With regard to judicial rulings in Israel, there was no appeal on the merits, although appeals were commonly available elsewhere unless the written judgment made the decision res judicata and barred any further litigation. In New Kingdom Egypt, for example, one could appeal a local court ruling handed down by another bench; one party litigated “four times over compensation for the same dead donkey.”77 But “a challenge to the court’s decision, by the plaintiff or the defendant, was subject to severe penalties in excess of those imposed in the original decision. The court could also order the parties to take an oath not to challenge the decision in the future.”78 In Mesopotamia, “the ‘King’s Word’ overruled any earlier decision, and thus many individuals who felt unfairly treated appealed directly to the king. . . . There were two ways to appeal to the king: either a written petition was addressed to the king or an audience was requested. In the latter case, the petitioner was led veiled into the king’s presence, where he would plead his cause. The king was not only approached in matters of life and death, but also for more trivial reasons.”79 But in Israel, the only appeal seems to have been in cases where a party accused the judges of perverting justice (Mosiah 29:28–29). In such a case “the remedy is an appeal to the [judge’s] superior . . . on up through the king. . . . Ecclesiastes advises that one not be shocked if the abuse continues on up the line (Eccles. 4:1). The ultimate appeal is to God.”80
As is apparent for many reasons, ancient lawsuits were risky propositions. There was danger in starting a lawsuit, since accusations might fly against the initial accuser. The rules were quite indefinite, and the evidentiary standards were vague. Who might turn out to sit that day as a judge was rather random, how those judges might evaluate the evidence or persons involved was highly unpredictable, and the decision of the judges was for all practical purposes final. These risks created a high cost threshold to litigation, which must have induced many parties to settle their disputes outside of court (Isaiah 1:18, “come now, and let us reason together”; and Matthew 5:25, “agree with thine adversary quickly”).

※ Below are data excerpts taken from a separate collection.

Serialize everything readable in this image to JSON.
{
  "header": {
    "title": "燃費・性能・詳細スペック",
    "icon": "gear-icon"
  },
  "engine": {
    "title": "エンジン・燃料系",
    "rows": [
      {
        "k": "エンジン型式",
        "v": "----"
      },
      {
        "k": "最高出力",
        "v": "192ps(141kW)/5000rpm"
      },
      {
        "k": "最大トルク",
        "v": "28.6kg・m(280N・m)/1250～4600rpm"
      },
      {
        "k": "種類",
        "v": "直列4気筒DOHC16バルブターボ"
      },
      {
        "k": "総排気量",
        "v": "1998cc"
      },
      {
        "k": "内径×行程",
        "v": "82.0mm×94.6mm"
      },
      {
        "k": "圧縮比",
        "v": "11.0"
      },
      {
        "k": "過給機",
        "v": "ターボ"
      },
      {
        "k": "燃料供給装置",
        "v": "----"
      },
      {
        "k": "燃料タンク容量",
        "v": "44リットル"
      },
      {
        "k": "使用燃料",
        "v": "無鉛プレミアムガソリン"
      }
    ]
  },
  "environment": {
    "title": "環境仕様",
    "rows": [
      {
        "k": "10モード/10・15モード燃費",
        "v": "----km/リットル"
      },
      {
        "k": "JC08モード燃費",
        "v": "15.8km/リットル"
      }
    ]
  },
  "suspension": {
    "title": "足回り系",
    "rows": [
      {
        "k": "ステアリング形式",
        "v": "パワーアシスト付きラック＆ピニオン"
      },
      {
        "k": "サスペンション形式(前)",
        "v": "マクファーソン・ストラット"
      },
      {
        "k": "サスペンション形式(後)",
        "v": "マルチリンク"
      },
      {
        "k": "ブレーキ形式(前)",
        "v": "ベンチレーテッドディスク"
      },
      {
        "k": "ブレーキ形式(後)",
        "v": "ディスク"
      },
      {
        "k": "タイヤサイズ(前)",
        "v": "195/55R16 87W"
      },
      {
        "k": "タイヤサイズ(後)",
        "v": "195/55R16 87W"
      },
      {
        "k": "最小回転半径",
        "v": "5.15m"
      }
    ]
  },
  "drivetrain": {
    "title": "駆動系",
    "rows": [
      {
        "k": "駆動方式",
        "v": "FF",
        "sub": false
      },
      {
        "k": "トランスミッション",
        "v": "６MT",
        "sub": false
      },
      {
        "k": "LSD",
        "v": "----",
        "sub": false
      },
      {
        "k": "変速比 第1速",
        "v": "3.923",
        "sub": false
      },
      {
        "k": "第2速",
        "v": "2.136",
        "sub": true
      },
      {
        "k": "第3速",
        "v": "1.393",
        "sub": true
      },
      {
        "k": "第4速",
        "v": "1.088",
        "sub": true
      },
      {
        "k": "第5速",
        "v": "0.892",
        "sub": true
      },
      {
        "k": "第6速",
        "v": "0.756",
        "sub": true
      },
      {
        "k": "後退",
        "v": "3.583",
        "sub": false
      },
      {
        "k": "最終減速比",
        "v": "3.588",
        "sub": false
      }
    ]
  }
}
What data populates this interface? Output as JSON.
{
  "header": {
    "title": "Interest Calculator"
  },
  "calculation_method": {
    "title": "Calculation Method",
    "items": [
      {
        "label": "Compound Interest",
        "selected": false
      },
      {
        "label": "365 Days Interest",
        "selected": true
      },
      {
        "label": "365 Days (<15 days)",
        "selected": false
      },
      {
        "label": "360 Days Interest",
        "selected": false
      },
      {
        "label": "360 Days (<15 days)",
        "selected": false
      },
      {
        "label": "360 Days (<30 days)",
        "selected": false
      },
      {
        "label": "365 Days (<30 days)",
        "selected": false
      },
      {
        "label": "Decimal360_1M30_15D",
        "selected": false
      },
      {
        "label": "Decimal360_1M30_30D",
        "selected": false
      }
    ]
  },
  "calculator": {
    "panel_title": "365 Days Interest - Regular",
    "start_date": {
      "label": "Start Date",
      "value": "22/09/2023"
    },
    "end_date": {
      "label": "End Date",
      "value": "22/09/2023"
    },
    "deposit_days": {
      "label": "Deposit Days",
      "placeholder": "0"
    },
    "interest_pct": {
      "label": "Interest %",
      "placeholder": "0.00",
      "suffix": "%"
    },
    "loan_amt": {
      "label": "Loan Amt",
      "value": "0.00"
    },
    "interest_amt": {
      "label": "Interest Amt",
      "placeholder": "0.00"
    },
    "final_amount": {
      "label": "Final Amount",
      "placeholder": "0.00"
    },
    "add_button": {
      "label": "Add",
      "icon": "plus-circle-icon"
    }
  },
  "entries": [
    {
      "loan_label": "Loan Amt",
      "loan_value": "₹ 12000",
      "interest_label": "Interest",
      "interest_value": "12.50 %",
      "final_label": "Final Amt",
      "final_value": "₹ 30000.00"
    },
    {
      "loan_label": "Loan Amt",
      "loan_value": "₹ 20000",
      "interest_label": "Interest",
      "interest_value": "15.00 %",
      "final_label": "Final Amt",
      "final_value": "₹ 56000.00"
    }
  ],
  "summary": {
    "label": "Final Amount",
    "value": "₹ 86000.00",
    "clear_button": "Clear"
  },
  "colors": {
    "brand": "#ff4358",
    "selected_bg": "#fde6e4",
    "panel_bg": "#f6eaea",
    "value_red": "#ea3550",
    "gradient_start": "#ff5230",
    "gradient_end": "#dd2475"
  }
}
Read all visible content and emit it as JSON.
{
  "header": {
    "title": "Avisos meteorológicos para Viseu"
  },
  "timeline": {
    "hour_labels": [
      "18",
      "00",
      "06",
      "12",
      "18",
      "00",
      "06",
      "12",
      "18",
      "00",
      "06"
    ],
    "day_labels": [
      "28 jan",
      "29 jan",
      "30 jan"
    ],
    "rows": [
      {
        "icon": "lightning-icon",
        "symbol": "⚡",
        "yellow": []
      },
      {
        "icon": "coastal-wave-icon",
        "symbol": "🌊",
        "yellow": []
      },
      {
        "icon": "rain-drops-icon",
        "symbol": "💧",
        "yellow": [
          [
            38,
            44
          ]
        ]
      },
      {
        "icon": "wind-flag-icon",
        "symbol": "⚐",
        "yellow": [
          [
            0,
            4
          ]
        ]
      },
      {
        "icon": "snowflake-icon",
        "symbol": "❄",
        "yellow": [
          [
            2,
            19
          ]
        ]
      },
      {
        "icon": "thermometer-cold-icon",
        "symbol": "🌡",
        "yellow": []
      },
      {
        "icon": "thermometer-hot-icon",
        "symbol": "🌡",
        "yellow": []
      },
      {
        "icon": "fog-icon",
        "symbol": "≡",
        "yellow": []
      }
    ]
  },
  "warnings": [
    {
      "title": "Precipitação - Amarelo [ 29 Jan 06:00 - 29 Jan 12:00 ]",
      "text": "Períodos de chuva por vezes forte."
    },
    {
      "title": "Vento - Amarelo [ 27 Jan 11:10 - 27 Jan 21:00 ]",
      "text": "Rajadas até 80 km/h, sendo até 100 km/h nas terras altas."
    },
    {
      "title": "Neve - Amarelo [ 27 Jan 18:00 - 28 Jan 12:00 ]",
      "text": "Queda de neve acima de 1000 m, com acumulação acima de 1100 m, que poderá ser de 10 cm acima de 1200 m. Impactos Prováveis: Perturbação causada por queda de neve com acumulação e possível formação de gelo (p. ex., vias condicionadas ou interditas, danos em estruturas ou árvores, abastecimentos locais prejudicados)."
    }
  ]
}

Only a few points remain to be mentioned before analyzing the legal cases in the Book of Mormon one by one. Although much can be said about these cases, our view remains incomplete. It is unknown, for example, to what extent these legal cases were typical or atypical. The seven main cases deal principally with what the modern mind would classify as religious offenses—allegations involving blasphemy, false prophecy, causing apostasy, reviling against God or ruler, and enforcing priestcraft. One wonders if trials involving such matters were common or rare in that society, if they followed consistent or idiosyncratic rules, and if they were conducted in a different manner from ordinary secular cases of breach of contract, personal injury, theft, divorce, or even capital cases such as murder, adultery, or treason. While we know that Nephite law prohibited murder, plunder, theft, and adultery (Alma 30:10; 51:19; 62:9–10; 3 Nephi 6:22), Mormon’s abridgment gives little indication of how the Nephites resolved cases involving delinquent debtors (Alma 11:2), ordinary business disagreements, torts, family matters, or property disputes between two private litigants. Thus much remains uncertain.
Even if all kinds of serious legal problems were handled essentially according to norms or customs from the biblical world, it is still likely that considerable flexibility and discretion existed within all ancient legal systems to allow each case to be handled on an individual basis as justice was thought to demand. Beyond the provisions of the law of Moses found on the plates of brass, or the general rules and customs that developed in Nephite society, no code of civil procedure in a modern sense, or Manual of Discipline in the Essene sense, or Talmud in a Pharisaical sense set forth for Jacob and Alma a legal glossary of detailed definitions or a mandatory digest of rigid rules governing the Nephite judicial system. Their system, like most in antiquity, tried to do justice and settle cases fairly, quickly, and unambiguously as the facts and circumstances of each case seemed to require.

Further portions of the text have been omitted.